Ningxia Hui autonomous region in northwest China will allow female workers to require paid menstrual leave, reported nxnews.net on Tuesday.

The region enhances the protection of female workers during menstruation, pregnancy, giving birth, lactation and menopause.

The regulation in Ningxia follows the example of other provinces like Anhui, Hubei and Hainan.

It said female workers may take paid menstrual leave for one or two days if they can't carry on their work under heavy menstruation or menstrual pain.

Female workers can also apply for transfer or request for lighter work with a certificate of menopausal syndrome from a legal medical institute or hospital.

The regulation takes the benefit of female workers as a key index of a company's credit.

It explicitly requires that companies not decrease female workers' income, limit their promotion, or terminate contracts due to marriage, pregnancy, giving birth, lactation and others.
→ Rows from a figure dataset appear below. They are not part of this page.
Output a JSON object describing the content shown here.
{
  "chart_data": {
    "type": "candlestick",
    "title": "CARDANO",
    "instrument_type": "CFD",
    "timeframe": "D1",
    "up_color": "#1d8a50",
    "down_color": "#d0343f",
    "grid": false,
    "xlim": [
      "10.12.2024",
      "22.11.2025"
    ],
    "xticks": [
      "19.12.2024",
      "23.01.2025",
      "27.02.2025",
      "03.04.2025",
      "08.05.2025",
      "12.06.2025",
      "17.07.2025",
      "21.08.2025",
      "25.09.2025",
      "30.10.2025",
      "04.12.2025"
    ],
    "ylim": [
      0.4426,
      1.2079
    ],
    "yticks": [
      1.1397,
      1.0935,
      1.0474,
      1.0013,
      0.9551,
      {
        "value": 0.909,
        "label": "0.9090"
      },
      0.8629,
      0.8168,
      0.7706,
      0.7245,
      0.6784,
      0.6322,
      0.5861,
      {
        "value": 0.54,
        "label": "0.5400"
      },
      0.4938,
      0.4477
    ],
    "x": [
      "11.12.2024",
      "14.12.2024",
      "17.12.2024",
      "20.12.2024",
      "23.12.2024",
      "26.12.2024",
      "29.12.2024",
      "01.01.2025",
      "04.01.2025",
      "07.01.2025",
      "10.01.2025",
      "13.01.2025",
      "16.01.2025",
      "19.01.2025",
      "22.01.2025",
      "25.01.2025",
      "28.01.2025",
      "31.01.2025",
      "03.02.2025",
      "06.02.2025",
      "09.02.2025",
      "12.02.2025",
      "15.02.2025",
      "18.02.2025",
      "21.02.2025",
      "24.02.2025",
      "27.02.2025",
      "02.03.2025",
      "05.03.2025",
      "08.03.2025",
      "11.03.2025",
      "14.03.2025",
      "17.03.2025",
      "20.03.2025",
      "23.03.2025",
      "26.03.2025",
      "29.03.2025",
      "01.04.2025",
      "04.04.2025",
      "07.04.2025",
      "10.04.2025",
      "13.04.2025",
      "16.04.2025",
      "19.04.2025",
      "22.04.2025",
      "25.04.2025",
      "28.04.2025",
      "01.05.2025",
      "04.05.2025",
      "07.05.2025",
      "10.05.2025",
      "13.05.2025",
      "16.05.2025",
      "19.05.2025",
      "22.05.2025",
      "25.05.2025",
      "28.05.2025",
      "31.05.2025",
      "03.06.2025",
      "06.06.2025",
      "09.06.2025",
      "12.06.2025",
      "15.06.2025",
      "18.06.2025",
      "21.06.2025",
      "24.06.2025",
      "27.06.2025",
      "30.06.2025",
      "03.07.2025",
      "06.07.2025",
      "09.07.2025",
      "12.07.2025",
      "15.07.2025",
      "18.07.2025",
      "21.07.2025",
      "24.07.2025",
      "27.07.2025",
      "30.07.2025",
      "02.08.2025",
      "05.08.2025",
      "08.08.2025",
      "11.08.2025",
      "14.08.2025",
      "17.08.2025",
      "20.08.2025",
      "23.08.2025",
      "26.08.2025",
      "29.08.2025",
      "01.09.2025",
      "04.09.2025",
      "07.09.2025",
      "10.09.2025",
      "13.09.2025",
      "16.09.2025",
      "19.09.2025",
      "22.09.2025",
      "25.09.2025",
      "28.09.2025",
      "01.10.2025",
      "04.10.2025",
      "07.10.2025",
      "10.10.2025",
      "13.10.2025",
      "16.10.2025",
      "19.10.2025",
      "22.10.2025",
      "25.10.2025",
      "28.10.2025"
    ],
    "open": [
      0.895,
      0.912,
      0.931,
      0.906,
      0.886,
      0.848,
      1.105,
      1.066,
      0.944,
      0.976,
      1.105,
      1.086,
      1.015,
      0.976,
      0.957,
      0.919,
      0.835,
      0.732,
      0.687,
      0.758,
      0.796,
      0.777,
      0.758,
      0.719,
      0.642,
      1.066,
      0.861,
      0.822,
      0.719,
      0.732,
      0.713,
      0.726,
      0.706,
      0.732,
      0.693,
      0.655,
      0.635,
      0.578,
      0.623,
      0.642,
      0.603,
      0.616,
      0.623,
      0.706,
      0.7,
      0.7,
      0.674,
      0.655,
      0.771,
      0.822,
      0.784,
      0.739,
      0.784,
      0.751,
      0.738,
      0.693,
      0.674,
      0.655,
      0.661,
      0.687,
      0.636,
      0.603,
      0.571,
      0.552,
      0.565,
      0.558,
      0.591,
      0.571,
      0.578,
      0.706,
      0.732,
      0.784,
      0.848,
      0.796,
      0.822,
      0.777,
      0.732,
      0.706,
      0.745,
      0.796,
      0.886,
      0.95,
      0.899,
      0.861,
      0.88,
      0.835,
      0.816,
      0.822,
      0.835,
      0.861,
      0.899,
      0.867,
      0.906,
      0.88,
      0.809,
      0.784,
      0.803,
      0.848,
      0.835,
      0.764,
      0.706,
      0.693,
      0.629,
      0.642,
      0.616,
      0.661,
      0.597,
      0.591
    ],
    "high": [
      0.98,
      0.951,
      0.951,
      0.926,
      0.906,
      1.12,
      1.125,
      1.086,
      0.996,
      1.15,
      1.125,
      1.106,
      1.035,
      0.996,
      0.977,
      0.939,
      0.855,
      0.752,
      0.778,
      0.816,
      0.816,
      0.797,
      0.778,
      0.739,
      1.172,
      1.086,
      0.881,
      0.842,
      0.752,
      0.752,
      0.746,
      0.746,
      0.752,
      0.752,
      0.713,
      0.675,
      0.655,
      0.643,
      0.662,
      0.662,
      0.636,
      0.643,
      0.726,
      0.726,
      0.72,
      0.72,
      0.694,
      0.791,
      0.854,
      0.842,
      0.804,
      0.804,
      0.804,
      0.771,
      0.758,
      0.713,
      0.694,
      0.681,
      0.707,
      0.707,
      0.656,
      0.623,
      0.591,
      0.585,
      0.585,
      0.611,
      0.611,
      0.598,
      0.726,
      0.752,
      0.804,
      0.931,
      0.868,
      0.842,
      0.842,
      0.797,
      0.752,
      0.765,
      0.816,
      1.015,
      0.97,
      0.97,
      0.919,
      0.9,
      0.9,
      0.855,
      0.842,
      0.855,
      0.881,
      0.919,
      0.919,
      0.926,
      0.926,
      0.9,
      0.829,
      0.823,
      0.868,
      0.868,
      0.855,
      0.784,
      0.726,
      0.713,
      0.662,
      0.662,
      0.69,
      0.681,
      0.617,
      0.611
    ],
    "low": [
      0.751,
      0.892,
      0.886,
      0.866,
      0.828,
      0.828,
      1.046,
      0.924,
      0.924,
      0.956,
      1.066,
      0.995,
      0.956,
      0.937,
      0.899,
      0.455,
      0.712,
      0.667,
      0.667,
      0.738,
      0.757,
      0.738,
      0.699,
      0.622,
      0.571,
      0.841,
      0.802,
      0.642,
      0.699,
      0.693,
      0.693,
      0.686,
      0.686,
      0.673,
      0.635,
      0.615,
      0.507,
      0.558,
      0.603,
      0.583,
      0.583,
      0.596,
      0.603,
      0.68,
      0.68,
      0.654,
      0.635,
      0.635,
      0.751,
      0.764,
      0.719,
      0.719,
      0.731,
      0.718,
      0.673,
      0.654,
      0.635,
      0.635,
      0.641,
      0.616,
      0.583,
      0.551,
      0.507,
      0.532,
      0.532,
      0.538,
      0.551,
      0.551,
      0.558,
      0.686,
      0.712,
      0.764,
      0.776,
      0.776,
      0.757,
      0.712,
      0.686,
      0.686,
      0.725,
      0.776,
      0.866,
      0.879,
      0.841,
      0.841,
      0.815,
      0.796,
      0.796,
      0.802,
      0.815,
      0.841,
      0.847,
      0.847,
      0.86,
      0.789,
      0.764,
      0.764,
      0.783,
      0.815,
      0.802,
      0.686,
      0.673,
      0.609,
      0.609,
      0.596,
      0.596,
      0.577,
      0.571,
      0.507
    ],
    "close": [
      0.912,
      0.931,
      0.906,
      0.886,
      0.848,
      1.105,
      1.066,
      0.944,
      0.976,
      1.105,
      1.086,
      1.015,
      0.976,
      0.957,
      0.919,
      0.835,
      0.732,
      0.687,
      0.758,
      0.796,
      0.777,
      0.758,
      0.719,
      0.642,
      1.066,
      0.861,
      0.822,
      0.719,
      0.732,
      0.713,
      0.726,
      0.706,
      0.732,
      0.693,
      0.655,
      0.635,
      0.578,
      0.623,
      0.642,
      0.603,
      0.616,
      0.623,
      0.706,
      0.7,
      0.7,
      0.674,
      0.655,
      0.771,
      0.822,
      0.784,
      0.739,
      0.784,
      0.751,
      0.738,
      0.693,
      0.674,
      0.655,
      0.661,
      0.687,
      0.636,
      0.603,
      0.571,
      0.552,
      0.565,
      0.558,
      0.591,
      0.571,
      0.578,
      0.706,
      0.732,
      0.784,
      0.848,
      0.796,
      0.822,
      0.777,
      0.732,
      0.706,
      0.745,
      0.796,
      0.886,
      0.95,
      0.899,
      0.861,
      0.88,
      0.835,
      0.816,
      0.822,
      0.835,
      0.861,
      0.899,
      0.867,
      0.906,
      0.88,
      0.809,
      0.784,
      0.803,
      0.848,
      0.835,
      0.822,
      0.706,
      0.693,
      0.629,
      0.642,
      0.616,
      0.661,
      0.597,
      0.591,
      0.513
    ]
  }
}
More specific articles have been added for the benefit of women such as installing a common room for pregnant women, and booking physical health checks.

Companies will be supervised and those who violate the regulations will be punished by departments of social security and work safety.

Menstrual leave has been a hot topic of discussion in China since last year.

Some provinces which have passed regulations providing for menstruation leave have been mulling over feedback received about it.

Many employees are unwilling to take leave, worrying it exposes their private affairs, according to a research in Guangdong province last year.

Employers also revealed a sense of pressure if they are required to grant paid menstrual leave -- the operational costs will pile up and it's hard to know if the employees are really sick or just cashing in the paid leaves.

Making paid menstrual leave mandatory was first proposed by Zhang Xiaomei, a national political advisor in 2011.

She argued more than 85 percent of females were adversely affected by menstruation, and 78.5 percent of them didn't receive proper care during their periods.